My tiny brain has extra large spam folders for irrelevant stuff. Ninety nine per cent of what I see makes it to this exalted space. News items related to dieting, fitness, investment, dogs and cars are given ‘Accelerated Access’ to choice sub-folders in my mental trash can. I rarely pause to think about any of these subjects.
But on Christmas Eve, I guess the spirit of generosity suffused my innards. So for the first time ever, instead of automatically ‘Marking to Spam’, I actually spent time on an article about a vaguely familiar automobile brand.
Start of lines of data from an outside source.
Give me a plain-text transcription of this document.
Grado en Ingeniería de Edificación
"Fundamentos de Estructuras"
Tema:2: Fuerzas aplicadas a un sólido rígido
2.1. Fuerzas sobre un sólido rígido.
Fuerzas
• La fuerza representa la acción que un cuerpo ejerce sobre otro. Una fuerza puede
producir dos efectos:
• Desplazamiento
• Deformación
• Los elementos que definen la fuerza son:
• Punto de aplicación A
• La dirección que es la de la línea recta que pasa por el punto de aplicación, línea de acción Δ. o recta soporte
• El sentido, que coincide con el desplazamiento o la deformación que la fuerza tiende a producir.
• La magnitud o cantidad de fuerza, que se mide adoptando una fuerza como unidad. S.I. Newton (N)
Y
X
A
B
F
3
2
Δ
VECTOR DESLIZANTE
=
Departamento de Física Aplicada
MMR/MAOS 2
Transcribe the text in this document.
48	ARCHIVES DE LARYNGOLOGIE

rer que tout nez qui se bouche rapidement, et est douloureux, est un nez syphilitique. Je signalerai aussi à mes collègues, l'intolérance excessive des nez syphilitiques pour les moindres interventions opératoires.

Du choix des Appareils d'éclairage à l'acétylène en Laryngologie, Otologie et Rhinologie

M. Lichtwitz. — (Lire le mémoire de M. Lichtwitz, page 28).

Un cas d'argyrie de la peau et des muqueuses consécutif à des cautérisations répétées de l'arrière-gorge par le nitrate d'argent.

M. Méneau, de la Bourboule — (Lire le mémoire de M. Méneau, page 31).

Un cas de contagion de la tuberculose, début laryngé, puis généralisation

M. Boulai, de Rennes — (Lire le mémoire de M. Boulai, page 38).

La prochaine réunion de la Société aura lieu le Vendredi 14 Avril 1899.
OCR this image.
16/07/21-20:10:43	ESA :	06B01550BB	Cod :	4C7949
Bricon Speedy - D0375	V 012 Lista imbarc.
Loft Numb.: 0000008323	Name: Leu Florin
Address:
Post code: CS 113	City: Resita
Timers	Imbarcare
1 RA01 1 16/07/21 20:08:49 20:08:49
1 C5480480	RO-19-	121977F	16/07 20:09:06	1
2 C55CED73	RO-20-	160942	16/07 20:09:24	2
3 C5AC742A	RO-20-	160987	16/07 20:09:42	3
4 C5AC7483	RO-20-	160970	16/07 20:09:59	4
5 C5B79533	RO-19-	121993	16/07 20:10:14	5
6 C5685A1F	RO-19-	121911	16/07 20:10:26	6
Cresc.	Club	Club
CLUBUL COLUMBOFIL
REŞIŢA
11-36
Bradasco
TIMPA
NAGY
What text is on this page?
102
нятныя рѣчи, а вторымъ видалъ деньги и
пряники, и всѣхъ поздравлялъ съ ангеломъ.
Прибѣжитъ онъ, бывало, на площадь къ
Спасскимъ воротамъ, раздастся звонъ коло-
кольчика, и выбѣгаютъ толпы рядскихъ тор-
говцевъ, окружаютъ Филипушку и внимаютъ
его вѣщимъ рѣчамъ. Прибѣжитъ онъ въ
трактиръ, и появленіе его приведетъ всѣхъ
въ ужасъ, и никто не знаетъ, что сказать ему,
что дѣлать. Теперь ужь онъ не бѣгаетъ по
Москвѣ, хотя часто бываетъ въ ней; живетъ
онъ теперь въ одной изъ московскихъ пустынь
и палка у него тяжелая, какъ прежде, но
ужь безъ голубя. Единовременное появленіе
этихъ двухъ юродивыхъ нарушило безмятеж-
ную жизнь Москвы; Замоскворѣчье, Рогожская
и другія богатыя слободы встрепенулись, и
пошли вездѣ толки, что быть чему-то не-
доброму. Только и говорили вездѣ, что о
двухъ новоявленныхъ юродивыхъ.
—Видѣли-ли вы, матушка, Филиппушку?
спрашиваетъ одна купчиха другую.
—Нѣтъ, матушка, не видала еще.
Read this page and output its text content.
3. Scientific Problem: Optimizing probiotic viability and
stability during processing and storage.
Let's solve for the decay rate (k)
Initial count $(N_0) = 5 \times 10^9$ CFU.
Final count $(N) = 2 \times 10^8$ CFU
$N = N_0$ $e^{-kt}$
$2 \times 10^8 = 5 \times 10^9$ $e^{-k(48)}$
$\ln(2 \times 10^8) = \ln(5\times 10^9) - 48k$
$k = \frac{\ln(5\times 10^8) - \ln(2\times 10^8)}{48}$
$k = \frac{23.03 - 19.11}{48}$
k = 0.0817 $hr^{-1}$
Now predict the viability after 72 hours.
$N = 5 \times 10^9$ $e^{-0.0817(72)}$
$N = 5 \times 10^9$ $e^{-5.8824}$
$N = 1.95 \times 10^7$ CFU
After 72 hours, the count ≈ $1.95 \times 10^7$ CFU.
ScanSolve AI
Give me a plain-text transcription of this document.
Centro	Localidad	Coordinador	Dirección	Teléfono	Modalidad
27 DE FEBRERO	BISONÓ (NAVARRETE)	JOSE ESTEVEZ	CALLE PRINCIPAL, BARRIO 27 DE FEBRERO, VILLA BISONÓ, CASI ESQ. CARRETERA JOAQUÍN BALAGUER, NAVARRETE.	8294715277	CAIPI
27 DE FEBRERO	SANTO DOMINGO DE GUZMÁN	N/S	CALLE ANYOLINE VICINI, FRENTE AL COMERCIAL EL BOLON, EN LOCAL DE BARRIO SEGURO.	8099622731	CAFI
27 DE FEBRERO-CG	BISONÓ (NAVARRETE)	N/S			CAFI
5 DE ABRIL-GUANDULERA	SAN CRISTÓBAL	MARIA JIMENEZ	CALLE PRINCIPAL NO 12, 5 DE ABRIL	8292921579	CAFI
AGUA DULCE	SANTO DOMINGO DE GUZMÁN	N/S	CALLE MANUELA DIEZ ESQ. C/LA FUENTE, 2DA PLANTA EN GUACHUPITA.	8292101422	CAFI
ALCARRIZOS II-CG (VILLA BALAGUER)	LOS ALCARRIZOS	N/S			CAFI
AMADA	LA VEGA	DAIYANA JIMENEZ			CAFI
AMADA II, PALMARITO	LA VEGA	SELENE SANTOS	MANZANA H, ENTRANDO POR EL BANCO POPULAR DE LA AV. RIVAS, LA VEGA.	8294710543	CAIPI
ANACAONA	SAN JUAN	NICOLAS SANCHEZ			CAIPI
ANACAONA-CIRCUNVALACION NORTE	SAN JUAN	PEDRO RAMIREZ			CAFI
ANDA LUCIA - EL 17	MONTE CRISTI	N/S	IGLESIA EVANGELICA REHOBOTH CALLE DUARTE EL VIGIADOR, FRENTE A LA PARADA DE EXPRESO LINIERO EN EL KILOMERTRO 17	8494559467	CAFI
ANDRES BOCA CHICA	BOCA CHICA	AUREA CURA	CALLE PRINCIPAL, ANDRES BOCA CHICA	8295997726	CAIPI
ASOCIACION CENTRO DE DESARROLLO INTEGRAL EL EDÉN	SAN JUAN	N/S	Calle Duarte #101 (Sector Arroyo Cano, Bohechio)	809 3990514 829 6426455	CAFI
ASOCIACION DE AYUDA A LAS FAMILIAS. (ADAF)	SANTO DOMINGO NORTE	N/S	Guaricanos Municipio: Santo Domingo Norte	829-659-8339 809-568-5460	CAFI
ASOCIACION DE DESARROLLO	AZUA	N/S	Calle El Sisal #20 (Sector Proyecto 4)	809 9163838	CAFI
The trigger for it was the stark headline: ‘End of the road for Saab’. Now for those who know their hatchbacks, Saab is no small fry. It’s as iconic as our Ambassador. It was the first ever four-wheeler to make safety belts a standard feature. Having sold over three million cars, the 64-year-old Swedish brand enjoys the reputation of being unassuming, smart, efficient, consistent, dependable and affordable. ‘So why are experts writing its obituary?’ was the question playing on my mind. A cursory glance of the sales figures revealed the sob story. In 2010, the company managed to sell just 30,000 cars. That’s one tenth of what Hyundai sells in India! Does that mean the scrapheap is the final destination for Saab? I am of the view that if Mahindra or any Indian Group were to make a bid for it, they can turn things around.
The reason for my optimism lies in one simple fact: Saab is an Urdu word with terrific connotations in South Asia. It’s a term of endearment that crops up often in conversations. Bhai Saab, Major Saab, Laat Saab and Memsaab are commonly used appellations. To millions of Hindustanis, the expression ‘Saala main toh Saab ban gaya’ means reaching a stratospheric social status-almost on par with a knighthood.
Therefore, milking the linguistic potential of Saab is clearly the roadmap for the struggling brand. Imagine, the sensation the car will create if we launch customisable models that lets Mr Bachchan flaunt his name as Bachchan Saab using gleaming metallic font. Isn’t that an ingenious way to vroom ahead?